Government blessing for Virgin Rock

News that Sir Richard Branson’s consortium is the Government’s preferred bidder for Northern Rock (NRK) has boosted the bank’s sagging shares. He promises to revive its fortunes via a merger with his Virgin Money business, which the consortium values at £250m.

The consortium would inject £650m and raise £650m more from existing shareholders, who would pay 25p per share for a 45% stake in the new entity.

But the deal isn’t done yet: Jon Wood’s SRM hedge fund has raised its stake to 8.5% in “a clear power play” to cajole the board into considering other suitors, said the FT.

Is it a good deal?

It’s an “elegantly structured proposal” compared with approaches from JC Flowers, which wanted to take the business off the stockmarket and Luqman Arnold’s, which lacked detail and firm funding, said Patrick Hosking in The Times. The brand, “may just have the consumer appeal to restore depositor credibility” to Northern Rock.

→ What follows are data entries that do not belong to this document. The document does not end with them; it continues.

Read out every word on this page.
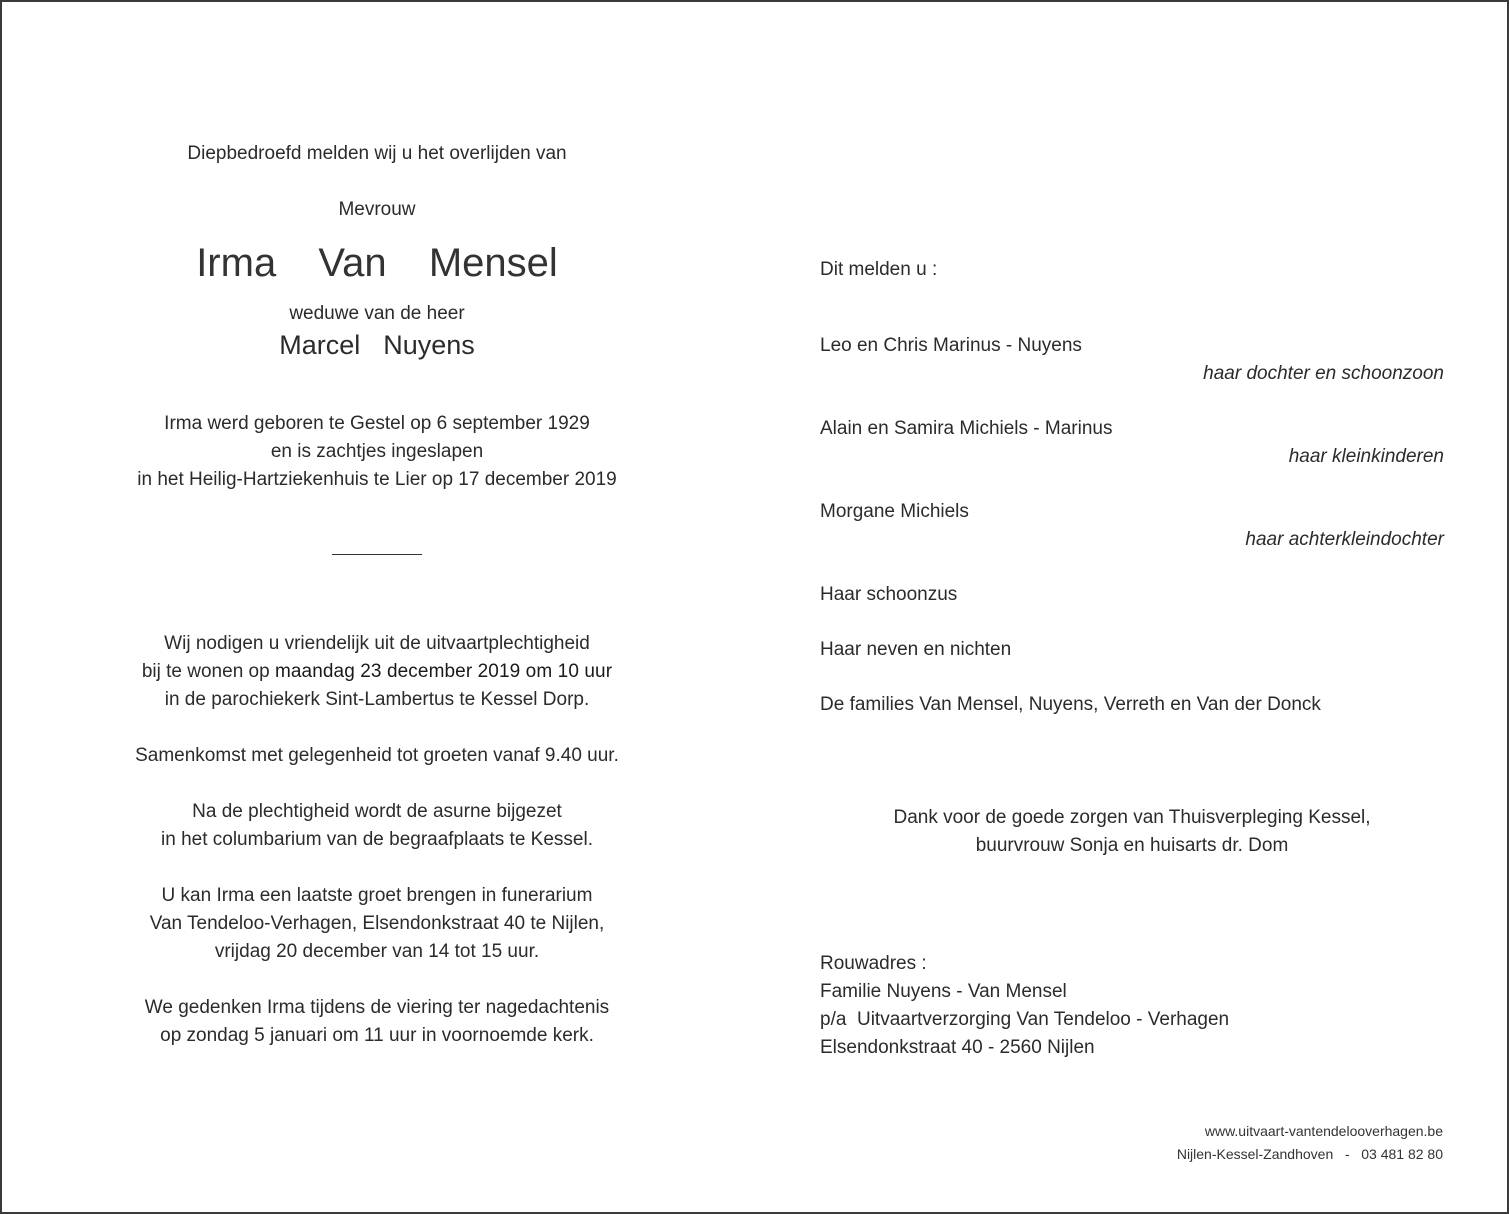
Diepbedroefd melden wij u het overlijden van
Mevrouw
Irma  Van  Mensel
weduwe van de heer
Marcel  Nuyens
Irma werd geboren te Gestel op 6 september 1929
en is zachtjes ingeslapen
in het Heilig-Hartziekenhuis te Lier op 17 december 2019
Wij nodigen u vriendelijk uit de uitvaartplechtigheid
bij te wonen op maandag 23 december 2019 om 10 uur
in de parochiekerk Sint-Lambertus te Kessel Dorp.
Samenkomst met gelegenheid tot groeten vanaf 9.40 uur.
Na de plechtigheid wordt de asurne bijgezet
in het columbarium van de begraafplaats te Kessel.
U kan Irma een laatste groet brengen in funerarium
Van Tendeloo-Verhagen, Elsendonkstraat 40 te Nijlen,
vrijdag 20 december van 14 tot 15 uur.
We gedenken Irma tijdens de viering ter nagedachtenis
op zondag 5 januari om 11 uur in voornoemde kerk.
Dit melden u :
Leo en Chris Marinus - Nuyens
haar dochter en schoonzoon
Alain en Samira Michiels - Marinus
haar kleinkinderen
Morgane Michiels
haar achterkleindochter
Haar schoonzus
Haar neven en nichten
De families Van Mensel, Nuyens, Verreth en Van der Donck
Dank voor de goede zorgen van Thuisverpleging Kessel,
buurvrouw Sonja en huisarts dr. Dom
Rouwadres :
Familie Nuyens - Van Mensel
p/a  Uitvaartverzorging Van Tendeloo - Verhagen
Elsendonkstraat 40 - 2560 Nijlen
www.uitvaart-vantendelooverhagen.be
Nijlen-Kessel-Zandhoven   -   03 481 82 80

Still, Branson’s consortium will only initially return £11bn to the taxpayer, although a “vague assurance” that the other £12bn will follow over the next three years seems “to have satisfied the Treasury”, said The Guardian. The Government is keen to get the Rock off its hands after a nightmare week.

Unfortunately, Branson’s plan for the bank depends on the economy performing as well over the next two years as it did in 2007, said Larry Elliott in The Guardian. That seems unlikely. The danger is that this deal will “blow up in the Government’s face” as risky mortgages provided at the top of the market are hit by a housing market downturn.